One of the limitations of the present approach to in situ learning circuits is the inherent volatility of these circuits. Synaptic weights represent the knowledge of the network, and the network must be continuously exposed to relevant inputs or training data. Irrelevant or null inputs would otherwise corrupt the weights. One cannot simply disconnect the power supply and have the network retain its present state.

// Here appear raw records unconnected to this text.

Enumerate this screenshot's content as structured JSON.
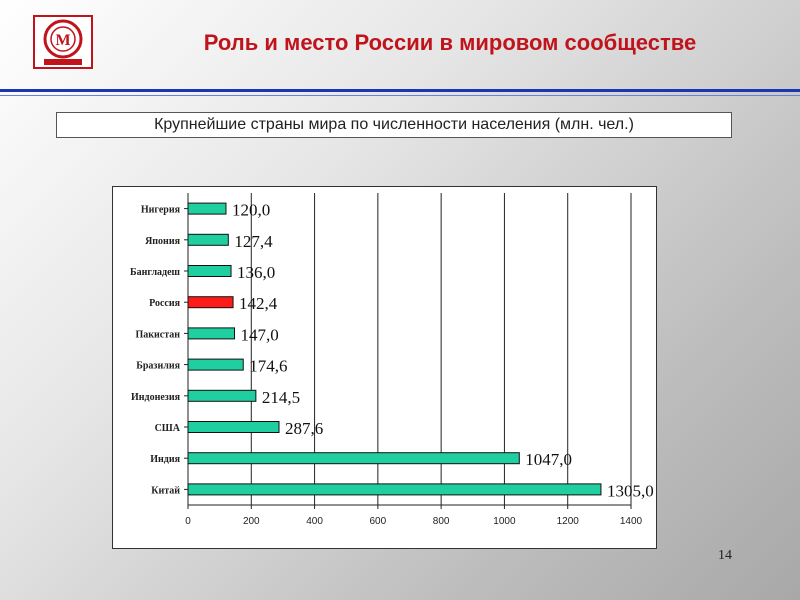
{
  "header": {
    "title": "Роль и место России в мировом сообществе",
    "logo_text": "М"
  },
  "subtitle": "Крупнейшие страны мира по численности населения (млн. чел.)",
  "page_number": "14",
  "colors": {
    "title": "#c0141c",
    "bar": "#1fcf9f",
    "bar_highlight": "#ff1a1a",
    "rule": "#1e35b0"
  },
  "chart_data": {
    "type": "bar",
    "orientation": "horizontal",
    "title": "",
    "xlabel": "",
    "ylabel": "",
    "categories": [
      "Нигерия",
      "Япония",
      "Бангладеш",
      "Россия",
      "Пакистан",
      "Бразилия",
      "Индонезия",
      "США",
      "Индия",
      "Китай"
    ],
    "values": [
      120.0,
      127.4,
      136.0,
      142.4,
      147.0,
      174.6,
      214.5,
      287.6,
      1047.0,
      1305.0
    ],
    "value_labels": [
      "120,0",
      "127,4",
      "136,0",
      "142,4",
      "147,0",
      "174,6",
      "214,5",
      "287,6",
      "1047,0",
      "1305,0"
    ],
    "highlight_category": "Россия",
    "xlim": [
      0,
      1400
    ],
    "xticks": [
      0,
      200,
      400,
      600,
      800,
      1000,
      1200,
      1400
    ],
    "grid": "vertical lines"
  }
}
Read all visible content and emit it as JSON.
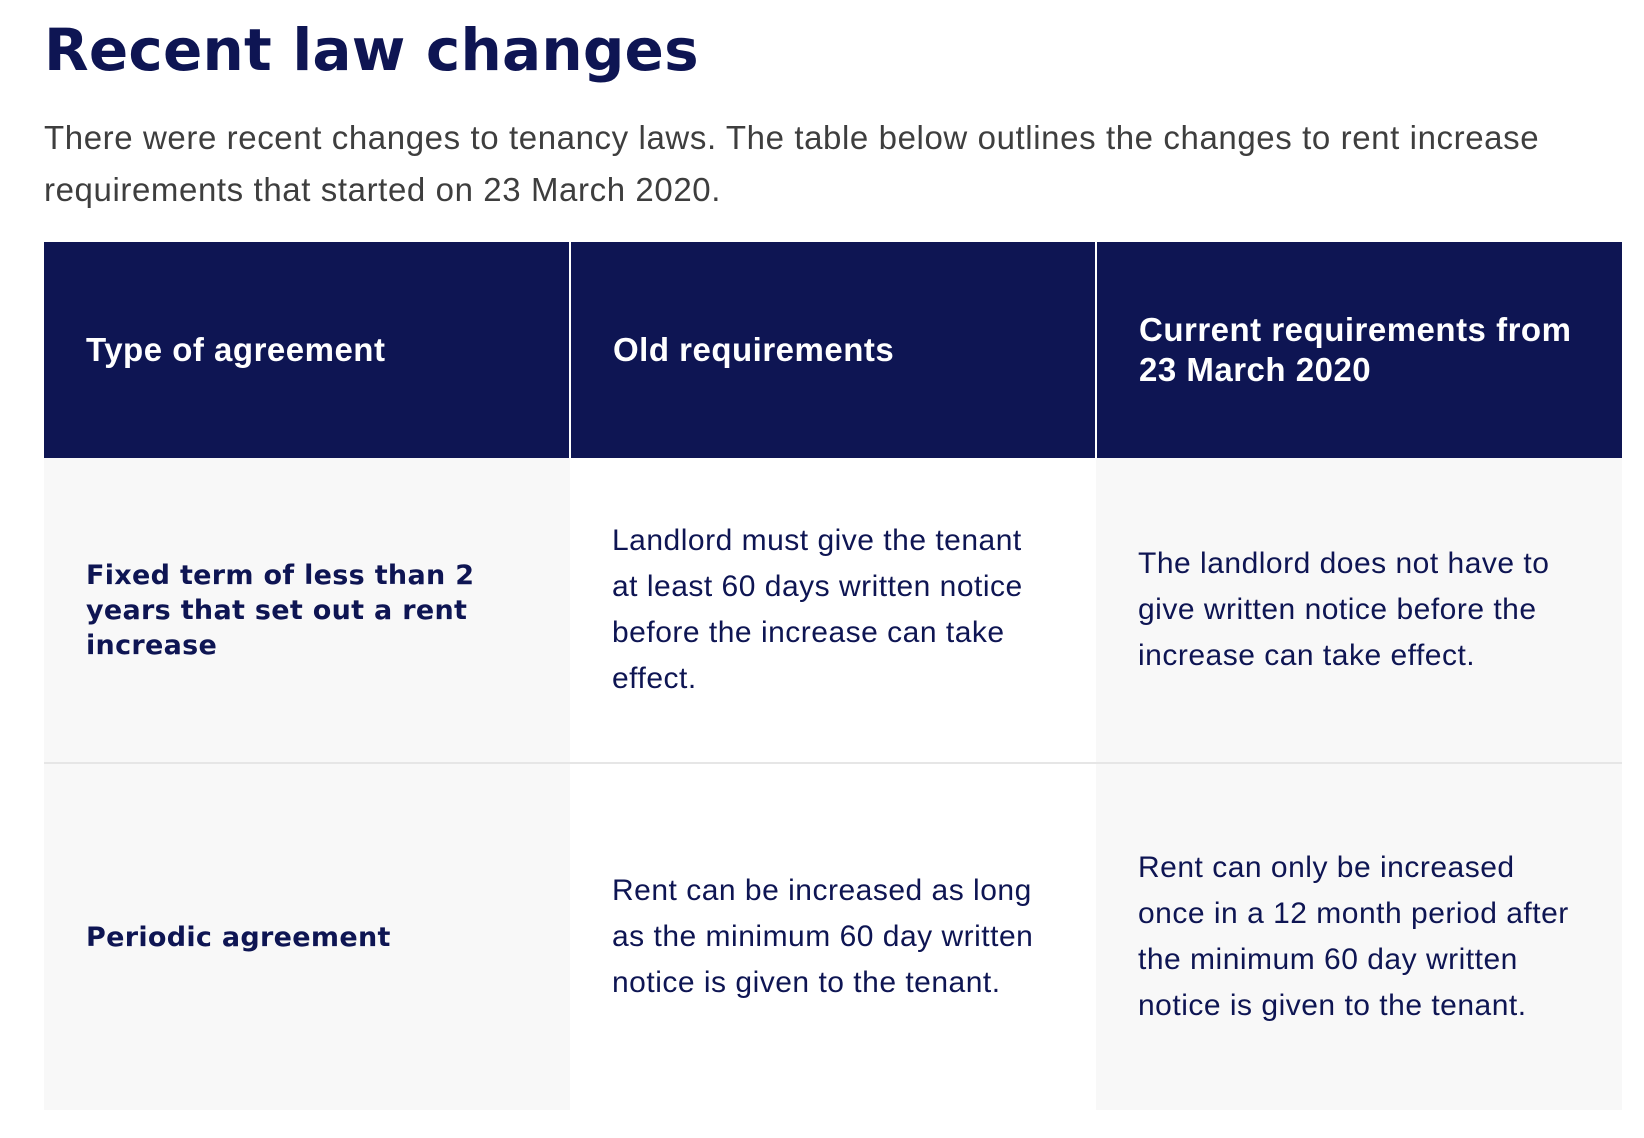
{
  "page": {
    "title": "Recent law changes",
    "intro": "There were recent changes to tenancy laws. The table below outlines the changes to rent increase requirements that started on 23 March 2020."
  },
  "table": {
    "headers": {
      "type": "Type of agreement",
      "old": "Old requirements",
      "current": "Current requirements from 23 March 2020"
    },
    "rows": [
      {
        "type": "Fixed term of less than 2 years that set out a rent increase",
        "old": "Landlord must give the tenant at least 60 days written notice before the increase can take effect.",
        "current": "The landlord does not have to give written notice before the increase can take effect."
      },
      {
        "type": "Periodic agreement",
        "old": "Rent can be increased as long as the minimum 60 day written notice is given to the tenant.",
        "current": "Rent can only be increased once in a 12 month period after the minimum 60 day written notice is given to the tenant."
      }
    ]
  },
  "colors": {
    "heading": "#0e1553",
    "header_background": "#0e1553",
    "body_text": "#3e3e3e",
    "shaded_cell": "#f8f8f8"
  }
}
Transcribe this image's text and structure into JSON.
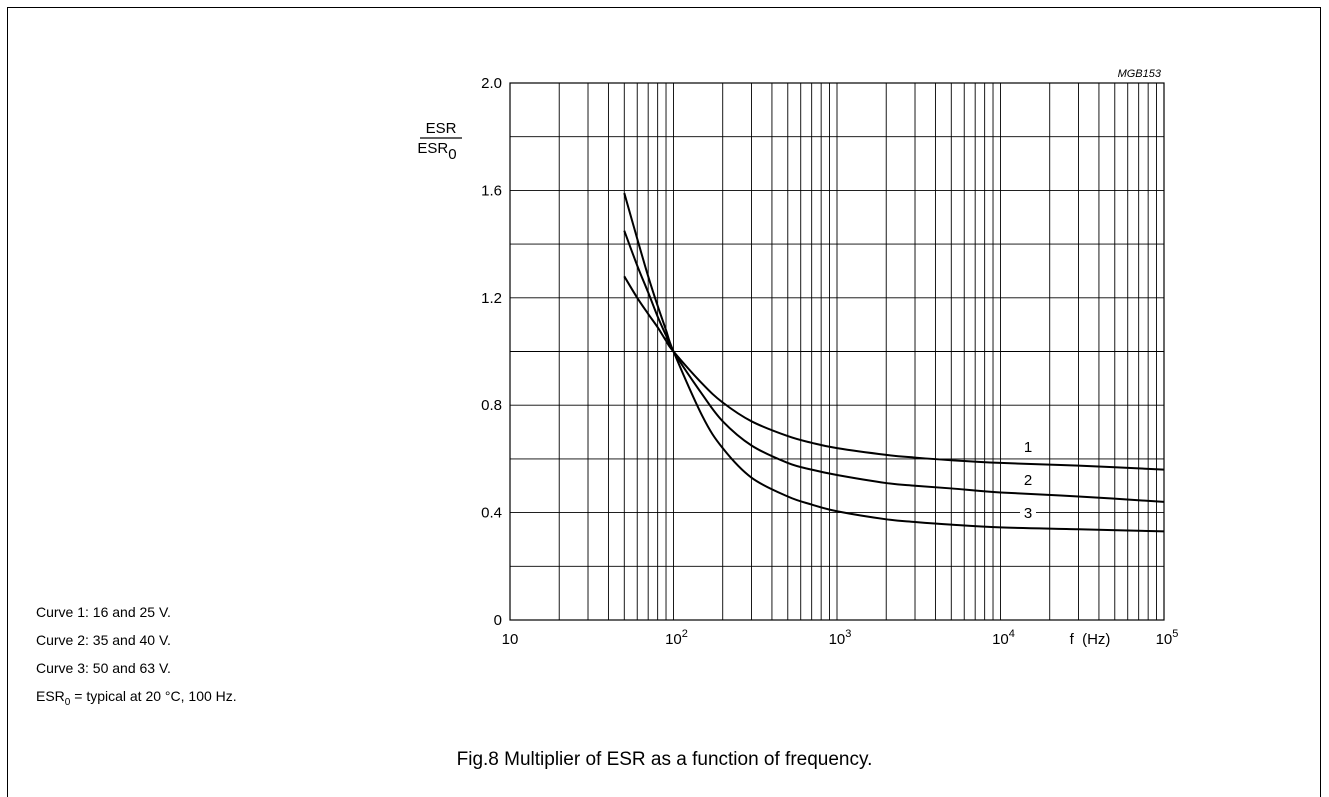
{
  "figure_code": "MGB153",
  "caption": "Fig.8  Multiplier of ESR as a function of frequency.",
  "notes": [
    "Curve 1: 16 and 25 V.",
    "Curve 2: 35 and 40 V.",
    "Curve 3: 50 and 63 V."
  ],
  "esr0_note": {
    "base": "ESR",
    "sub": "0",
    "rest": " = typical at 20 °C, 100 Hz."
  },
  "chart_data": {
    "type": "line",
    "title": "",
    "xlabel": "f  (Hz)",
    "ylabel": {
      "numerator": "ESR",
      "denominator_base": "ESR",
      "denominator_sub": "0"
    },
    "x_scale": "log",
    "xlim": [
      10,
      100000
    ],
    "ylim": [
      0,
      2.0
    ],
    "x_ticks": [
      {
        "value": 10,
        "base": "10",
        "exp": ""
      },
      {
        "value": 100,
        "base": "10",
        "exp": "2"
      },
      {
        "value": 1000,
        "base": "10",
        "exp": "3"
      },
      {
        "value": 10000,
        "base": "10",
        "exp": "4"
      },
      {
        "value": 100000,
        "base": "10",
        "exp": "5"
      }
    ],
    "y_ticks": [
      {
        "value": 0,
        "label": "0"
      },
      {
        "value": 0.4,
        "label": "0.4"
      },
      {
        "value": 0.8,
        "label": "0.8"
      },
      {
        "value": 1.2,
        "label": "1.2"
      },
      {
        "value": 1.6,
        "label": "1.6"
      },
      {
        "value": 2.0,
        "label": "2.0"
      }
    ],
    "y_grid_step": 0.2,
    "grid": true,
    "legend": "none",
    "series": [
      {
        "name": "1",
        "x": [
          50,
          60,
          70,
          80,
          90,
          100,
          150,
          200,
          300,
          500,
          700,
          1000,
          2000,
          3000,
          5000,
          10000,
          30000,
          100000
        ],
        "y": [
          1.28,
          1.2,
          1.14,
          1.09,
          1.04,
          1.0,
          0.88,
          0.81,
          0.74,
          0.685,
          0.66,
          0.64,
          0.615,
          0.605,
          0.595,
          0.585,
          0.575,
          0.56
        ]
      },
      {
        "name": "2",
        "x": [
          50,
          60,
          70,
          80,
          90,
          100,
          150,
          200,
          300,
          500,
          700,
          1000,
          2000,
          3000,
          5000,
          10000,
          30000,
          100000
        ],
        "y": [
          1.45,
          1.32,
          1.22,
          1.13,
          1.06,
          1.0,
          0.84,
          0.74,
          0.65,
          0.585,
          0.56,
          0.54,
          0.51,
          0.5,
          0.49,
          0.475,
          0.46,
          0.44
        ]
      },
      {
        "name": "3",
        "x": [
          50,
          60,
          70,
          80,
          90,
          100,
          150,
          200,
          300,
          500,
          700,
          1000,
          2000,
          3000,
          5000,
          10000,
          30000,
          100000
        ],
        "y": [
          1.59,
          1.42,
          1.28,
          1.17,
          1.08,
          1.0,
          0.76,
          0.64,
          0.53,
          0.46,
          0.43,
          0.405,
          0.375,
          0.365,
          0.355,
          0.345,
          0.338,
          0.33
        ]
      }
    ]
  }
}
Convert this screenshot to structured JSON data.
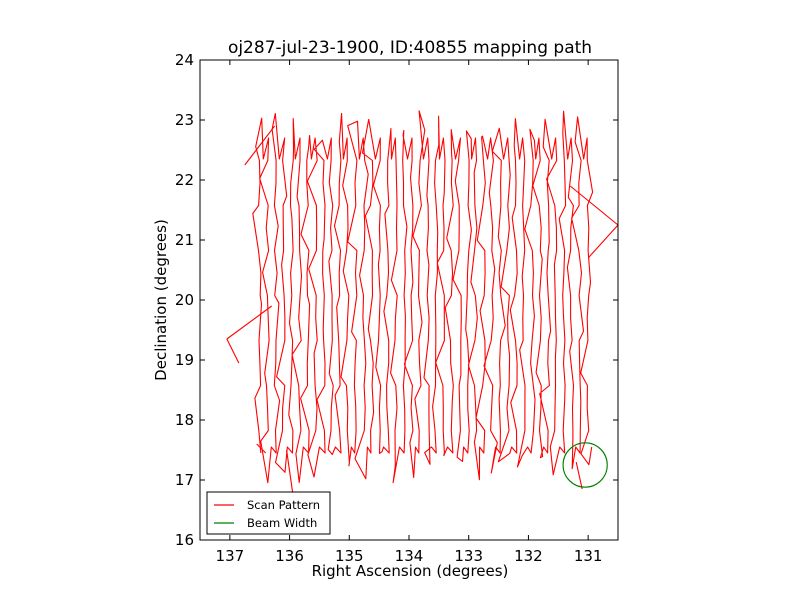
{
  "chart_data": {
    "type": "line",
    "title": "oj287-jul-23-1900, ID:40855 mapping path",
    "xlabel": "Right Ascension (degrees)",
    "ylabel": "Declination (degrees)",
    "xlim": [
      137.5,
      130.5
    ],
    "ylim": [
      16,
      24
    ],
    "x_inverted": true,
    "xticks": [
      "137",
      "136",
      "135",
      "134",
      "133",
      "132",
      "131"
    ],
    "yticks": [
      "16",
      "17",
      "18",
      "19",
      "20",
      "21",
      "22",
      "23",
      "24"
    ],
    "grid": false,
    "legend_position": "lower-left",
    "series": [
      {
        "name": "Scan Pattern",
        "color": "#ff0000",
        "description_ra_range": [
          136.5,
          131.0
        ],
        "dec_range": [
          16.9,
          23.2
        ],
        "scan_columns": 42,
        "anchor_points": [
          {
            "x": 136.75,
            "y": 22.25
          },
          {
            "x": 137.05,
            "y": 19.35
          },
          {
            "x": 136.55,
            "y": 17.6
          },
          {
            "x": 130.5,
            "y": 21.25
          },
          {
            "x": 131.1,
            "y": 16.85
          },
          {
            "x": 135.95,
            "y": 16.8
          }
        ]
      },
      {
        "name": "Beam Width",
        "color": "#008000",
        "center": {
          "x": 131.05,
          "y": 17.25
        },
        "radius_deg": 0.37
      }
    ]
  }
}
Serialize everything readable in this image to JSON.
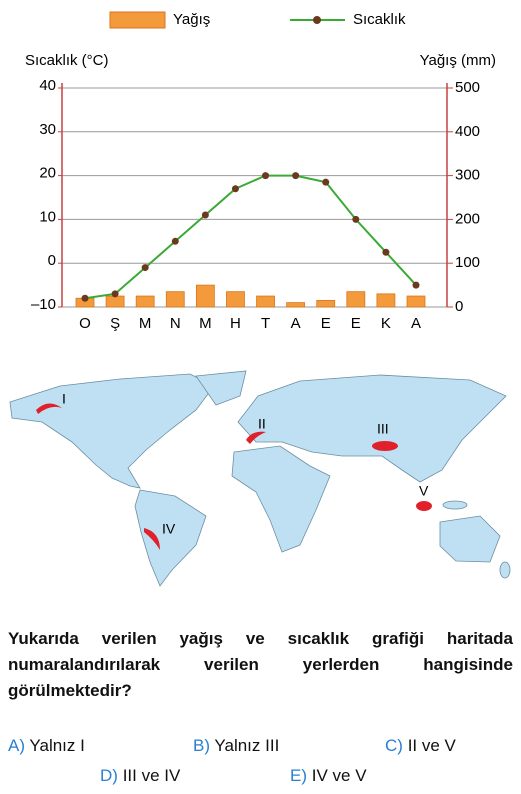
{
  "chart_data": {
    "type": "combo",
    "y_label": "Sıcaklık (°C)",
    "y2_label": "Yağış (mm)",
    "categories": [
      "O",
      "Ş",
      "M",
      "N",
      "M",
      "H",
      "T",
      "A",
      "E",
      "E",
      "K",
      "A"
    ],
    "ylim": [
      -10,
      40
    ],
    "yticks": [
      {
        "value": -10,
        "label": "–10"
      },
      0,
      10,
      20,
      30,
      40
    ],
    "y2lim": [
      0,
      500
    ],
    "y2ticks": [
      0,
      100,
      200,
      300,
      400,
      500
    ],
    "grid": true,
    "series": [
      {
        "name": "Yağış",
        "type": "bar",
        "axis": "y2",
        "color": "#f39a3c",
        "values": [
          20,
          25,
          25,
          35,
          50,
          35,
          25,
          10,
          15,
          35,
          30,
          25
        ]
      },
      {
        "name": "Sıcaklık",
        "type": "line",
        "axis": "y",
        "color": "#3aaa35",
        "marker_color": "#6b3a1e",
        "values": [
          -8,
          -7,
          -1,
          5,
          11,
          17,
          20,
          20,
          18.5,
          10,
          2.5,
          -5
        ]
      }
    ]
  },
  "map": {
    "labels": [
      "I",
      "II",
      "III",
      "IV",
      "V"
    ]
  },
  "question": "Yukarıda verilen yağış ve sıcaklık grafiği haritada numaralandırılarak verilen yerlerden hangisinde görülmektedir?",
  "options": [
    {
      "letter": "A)",
      "text": "Yalnız I"
    },
    {
      "letter": "B)",
      "text": "Yalnız III"
    },
    {
      "letter": "C)",
      "text": "II ve V"
    },
    {
      "letter": "D)",
      "text": "III ve IV"
    },
    {
      "letter": "E)",
      "text": "IV ve V"
    }
  ]
}
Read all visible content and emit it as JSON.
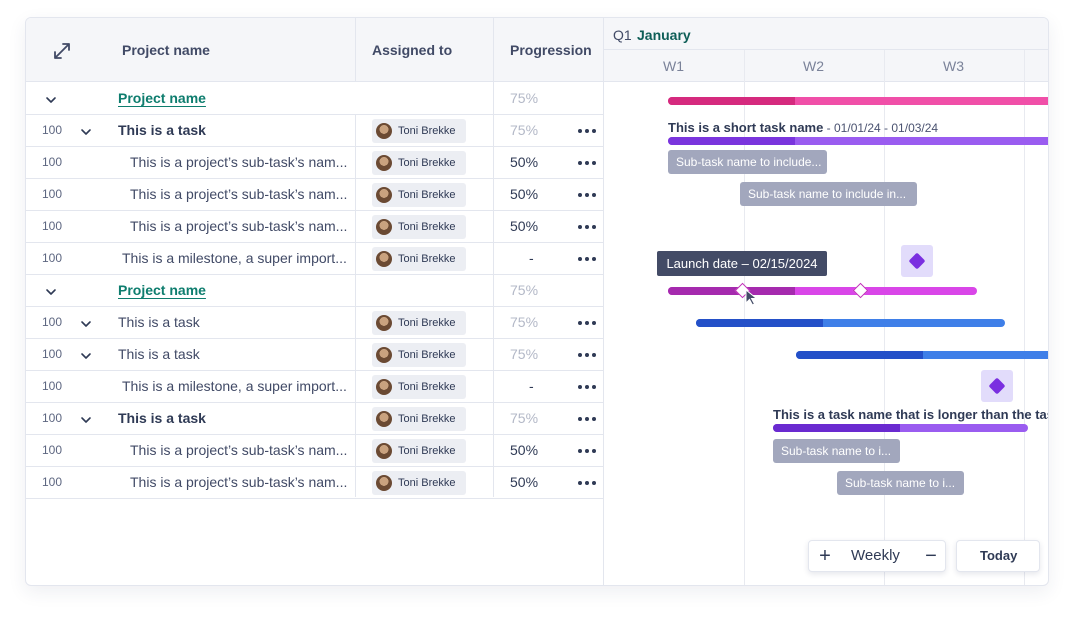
{
  "table": {
    "headers": {
      "project_name": "Project name",
      "assigned_to": "Assigned to",
      "progression": "Progression"
    },
    "rows": [
      {
        "type": "project",
        "name": "Project name",
        "progress": "75%"
      },
      {
        "type": "task",
        "num": "100",
        "name": "This is a task",
        "assignee": "Toni Brekke",
        "progress": "75%"
      },
      {
        "type": "subtask",
        "num": "100",
        "name": "This is a project’s sub-task’s nam...",
        "assignee": "Toni Brekke",
        "progress": "50%"
      },
      {
        "type": "subtask",
        "num": "100",
        "name": "This is a project’s sub-task’s nam...",
        "assignee": "Toni Brekke",
        "progress": "50%"
      },
      {
        "type": "subtask",
        "num": "100",
        "name": "This is a project’s sub-task’s nam...",
        "assignee": "Toni Brekke",
        "progress": "50%"
      },
      {
        "type": "milestone",
        "num": "100",
        "name": "This is a milestone, a super import...",
        "assignee": "Toni Brekke",
        "progress": "-"
      },
      {
        "type": "project",
        "name": "Project name",
        "progress": "75%"
      },
      {
        "type": "task",
        "num": "100",
        "name": "This is a task",
        "assignee": "Toni Brekke",
        "progress": "75%"
      },
      {
        "type": "task",
        "num": "100",
        "name": "This is a task",
        "assignee": "Toni Brekke",
        "progress": "75%"
      },
      {
        "type": "milestone",
        "num": "100",
        "name": "This is a milestone, a super import...",
        "assignee": "Toni Brekke",
        "progress": "-"
      },
      {
        "type": "task",
        "num": "100",
        "name": "This is a task",
        "assignee": "Toni Brekke",
        "progress": "75%"
      },
      {
        "type": "subtask",
        "num": "100",
        "name": "This is a project’s sub-task’s nam...",
        "assignee": "Toni Brekke",
        "progress": "50%"
      },
      {
        "type": "subtask",
        "num": "100",
        "name": "This is a project’s sub-task’s nam...",
        "assignee": "Toni Brekke",
        "progress": "50%"
      }
    ]
  },
  "gantt": {
    "quarter": "Q1",
    "month": "January",
    "weeks": [
      "W1",
      "W2",
      "W3"
    ],
    "task_label_1": {
      "name": "This is a short task name",
      "dates": " - 01/01/24 - 01/03/24"
    },
    "task_label_2": {
      "name": "This is a task name that is longer than the task"
    },
    "subtasks": [
      "Sub-task name to include...",
      "Sub-task name to include in...",
      "Sub-task name to i...",
      "Sub-task name to i..."
    ],
    "tooltip": "Launch date – 02/15/2024",
    "colors": {
      "pink": "#e84fa6",
      "purple": "#8b4fe6",
      "magenta": "#d946e8",
      "blue": "#3f7fe8",
      "violet": "#7c4de0"
    }
  },
  "controls": {
    "zoom_in": "+",
    "scale": "Weekly",
    "zoom_out": "−",
    "today": "Today"
  }
}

To circumvent this problem either a refresh mechanism could be incorporated, using the training data, or nonvolatile storage may be employed. Along with several other groups we are investigating implementation of nonvolatile synaptic weights using EEPROM devices [6, 7, 181 . Improvements with EEPROM synapses come at the expense of a more complex processing technology.
Conclusions
The suitability of VLSI-efficient learning algorithms based on the above MOS learning rules, as compared to previous analytical forms of Hebbian learning, can only be ascertained by simulation of a range of network models employing these synapses to attempt a variety of learning tasks. These simulation studies are important in view of the potential benefits from reductions in silicon area in the realisation of synaptic circuits, since the area of these synapses determines the VLSI complexity of the neural network itself. Hebbian learning has become popular in neural network research because it has achieved success in associative tasks and because it represents a simple mathematical approximation to what is believed to underlie biological neural systems. Recent work by Brown and his colleagues has helped to confirm the presence of Hebbian synapses in the hippocampus of mammalian brains [23] . The circuits of this paper or related bipolar versions may also be useful in implementing contrastive Hebbian learning rules in mean field networks [19] . We believe it to be worthwhile to search for learning algorithms which achieve approximations to classical Hebbian rules based upon the simplest silicon implementations even though the corresponding mathematical models may be more complex.